If, rather than a world where AI systems are centrally controlled, we create a world where powerful AI agents are under the direct control of each of us, we might be able to make these technologies benefit everyone, not just the people who can afford to construct massive datacenters and spend billions of dollars training their own AI systems. If we can make AI something that we own, something that runs locally on our own hardware, something that is fully aligned with our own interests, we will all have roughly equal access to these powerful new technologies, and will be able to use them not just to do work and make money for ourselves, but to collaborate and work together to make the world a better place.
It’s actually just as easy to imagine a future world where, rather than us being subservient to centralized AI mainframes, AI is deployed more broadly on each of our devices. Much like the personal computing revolution, we can imagine a personal AI revolution that enables everyone to use these tools for whatever they want, whether it’s making fun new games, or learning about new topics, or coordinating their efforts to better solve some of the huge collective action problems facing the world today.
Critically, decentralized access to powerful AI gives us the ability to use AI tools in order to compete directly with the providers of those tools, which becomes especially important as those companies start to make truly “general” agents.
The difference between these worlds is really just about control. It’s about who controls AI: you, or the companies that want to profit off of you?
If we can make AI systems something that is directly under user control, these better futures are possible. If we can distribute the use and production of AI systems, we can prevent ourselves from being slowly disempowered in the future, and instead live in a world where all of us are free to explore and innovate and build towards a brighter future.
These better futures are what I spend my days working towards.

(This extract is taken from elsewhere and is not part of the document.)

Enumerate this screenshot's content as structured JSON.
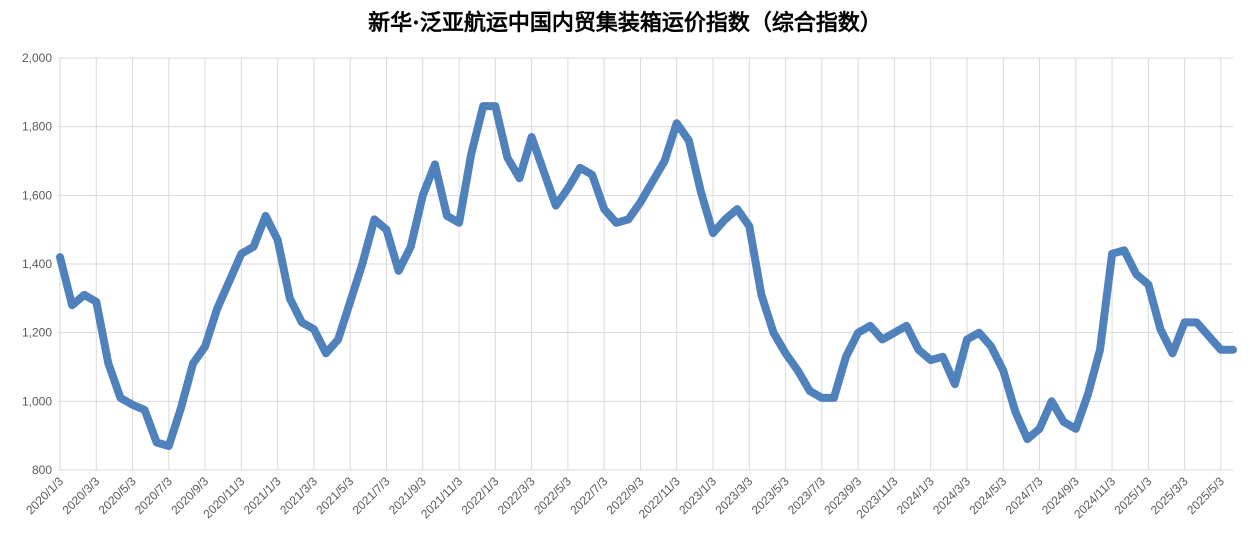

If you’re interested in helping out, there’s plenty to do--everything from working directly on software to give users full control over AI agents, to related projects for making software, AI, and data more open, more accessible, and more aligned with human interests.
If you’re interested in learning more, just follow me on Substack--I’ll be posting more about these projects in the coming months.
Yes, corporations are legally required to maximize profit for their shareholders. I plan to write a future post about this, but for now, see this excellent article for the historical reasons why this happened: “Delaware Law Requires Directors to Manage the Corporation for the Benefit of its Stockholders and the Absurdity of Denying It.”
There are some people who continue to advocate for “pausing” AI progress, but at least in my mind, it’s not realistic, nor is it even a coherent idea. There are simply too many people working on too many disparate things. To try to pause AI is to try to pause capitalism. Market forces are what drive the pressure to continually optimize and automate and improve our digital systems to make them more efficient, more useful, and more profitable. Given existing incentives and power structures, that’s not something that the world seems prepared to meaningfully “pause.”